If the RHT can put a significant dent in the extent to which shares in European companies are traded, it will give those companies a huge competitive advantage over rivals in the UK who will be unable to take the same long-term view.
Of course, it’s much easier for the mainland Europeans to say that high frequency trading is damaging to the real economy. Both on the mainland and here, it’s probably true but countries like France, Germany etc were n’t daft enough to build their economy around zero-sum speculation and we were.
So the impact of any job losses over the channel from Robin Hood will be negligible, whereas here they’d be more severe (even if beneficial in the long-run).
@15 there are simply too many variables to make that idea practical. However I think we should start by simply asking how we measure success/failure. Even sticking to the basic ‘does it raise money for the government?’ we still need to calculate alternative revenue streams that may reduce as a result – i.e if jobs are lost then income taxes from those jobs will reduce.
This gets more complicated when we try to ask things like ‘does it increase the cost of a mortgage to the end user’ as there are simply lots of things that effect this we’d need to control for.
@15 Luis, there might be a thousand and one other taxes, but there will only be one RHT. And it only affects specific transations. So it will be easy to spot if it works or not. Keep track of the tax receipts and monitor the number of transactions that take place – simples!
smb
I agree the quantity of revenue it gathers directly is of interest, and in theory easily measured. But what we want to know is whether the FTT causes reductions in tax elsewhere, for example because the UK loses some financial sector activity to other territories, that offset the revenues it gathers directly. Even harder to measure is the idea that the FTT might cause the real level of output to fall, relative to its path otherwise, which I think is the prediction that lies behind this piece of EU research Tim likes to quote showing the FTT will cause tax revenues to fall (i.e. that’s a different claim from saying the nominal sum of tax will fall or that tax relative to GDP will fall).
“Keep track of the tax receipts and monitor the number of transactions that take place – simples”
If that is the only way we monitor this, then we will simply end declaring it a success.
As Luis says, those arguing against it are saying it will reduce the amount raised from other taxes so the overall effect will be negative.
The EU commission simply refuse to look at reality. There are some million-dollar deals that will yield thousands of dollars in tax if they aren’t re-routed out of the EU (as the analysis prepared for Barroso forecast that many of them would) but there are tens of thousands of tiny deals – every month’s contribution into a sharesave scheme, every tiny slice of a stock that an index fund has to buy when it gets money in or has to sell to raise cash to pay for a rights issue just for starters, where the cost of levying and recording the tax will exceed the tax raised.
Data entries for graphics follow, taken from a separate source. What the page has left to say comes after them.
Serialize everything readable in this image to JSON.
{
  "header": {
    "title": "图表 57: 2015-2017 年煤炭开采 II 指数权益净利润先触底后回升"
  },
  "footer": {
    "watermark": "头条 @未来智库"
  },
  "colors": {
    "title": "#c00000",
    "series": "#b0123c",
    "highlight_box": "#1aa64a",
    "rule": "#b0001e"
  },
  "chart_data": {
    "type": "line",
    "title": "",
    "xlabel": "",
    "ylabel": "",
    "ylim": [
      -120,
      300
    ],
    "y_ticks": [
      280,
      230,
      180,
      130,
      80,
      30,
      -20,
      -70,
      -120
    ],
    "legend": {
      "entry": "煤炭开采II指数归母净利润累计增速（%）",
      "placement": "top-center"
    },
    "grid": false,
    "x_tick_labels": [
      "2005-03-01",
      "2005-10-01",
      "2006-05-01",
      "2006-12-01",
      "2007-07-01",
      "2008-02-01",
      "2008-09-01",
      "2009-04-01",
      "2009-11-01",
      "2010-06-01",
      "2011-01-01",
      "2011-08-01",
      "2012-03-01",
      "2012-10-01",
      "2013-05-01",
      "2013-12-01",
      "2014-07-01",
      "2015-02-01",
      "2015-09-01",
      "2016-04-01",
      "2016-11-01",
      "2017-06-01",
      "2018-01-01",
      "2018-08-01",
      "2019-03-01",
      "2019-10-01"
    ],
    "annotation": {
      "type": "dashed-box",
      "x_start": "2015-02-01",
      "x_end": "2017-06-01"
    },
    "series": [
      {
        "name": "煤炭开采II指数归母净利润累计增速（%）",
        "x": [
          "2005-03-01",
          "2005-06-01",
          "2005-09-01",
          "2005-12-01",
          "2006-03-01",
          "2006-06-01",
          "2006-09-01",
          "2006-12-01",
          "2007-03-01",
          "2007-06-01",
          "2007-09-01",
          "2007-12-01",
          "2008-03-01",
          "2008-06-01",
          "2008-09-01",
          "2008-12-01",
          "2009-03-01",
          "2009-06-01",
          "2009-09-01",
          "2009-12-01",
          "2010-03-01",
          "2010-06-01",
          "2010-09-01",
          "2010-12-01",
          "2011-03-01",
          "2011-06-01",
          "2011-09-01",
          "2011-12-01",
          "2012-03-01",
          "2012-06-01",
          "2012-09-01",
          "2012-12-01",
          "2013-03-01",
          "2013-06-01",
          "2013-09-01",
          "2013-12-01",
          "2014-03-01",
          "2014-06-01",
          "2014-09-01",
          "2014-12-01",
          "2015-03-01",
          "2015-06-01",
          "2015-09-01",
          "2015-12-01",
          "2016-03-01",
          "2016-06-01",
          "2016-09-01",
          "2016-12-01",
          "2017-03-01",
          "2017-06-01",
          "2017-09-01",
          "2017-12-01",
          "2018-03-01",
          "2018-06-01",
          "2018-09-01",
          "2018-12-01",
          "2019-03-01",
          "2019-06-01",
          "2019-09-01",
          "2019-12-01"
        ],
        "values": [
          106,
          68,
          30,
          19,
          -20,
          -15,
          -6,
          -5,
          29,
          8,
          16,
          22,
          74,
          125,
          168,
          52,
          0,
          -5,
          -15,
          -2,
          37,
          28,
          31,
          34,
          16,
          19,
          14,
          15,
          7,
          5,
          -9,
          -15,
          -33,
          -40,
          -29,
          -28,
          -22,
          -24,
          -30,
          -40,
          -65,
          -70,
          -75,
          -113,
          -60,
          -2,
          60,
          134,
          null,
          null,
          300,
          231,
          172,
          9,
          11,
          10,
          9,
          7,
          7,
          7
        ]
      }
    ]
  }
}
That reduces profits by more than twice the tax collected. If half that profit went in bonuses, taxed at 58% direct including Employer’s NI, then VAT of 20% on most of take-home pay and half to shareholders: CT of 24%, and higher rate tax on say half the dividends, you have already lost more tax than you gain before the knock-on effects of GDP.
The purpose of this tax is to divert cash from the UK to Brussels unaccountable bureaucracy. Cameron has blocked that pro tem but Barroso has gone ahead anyway to avoid loss of face.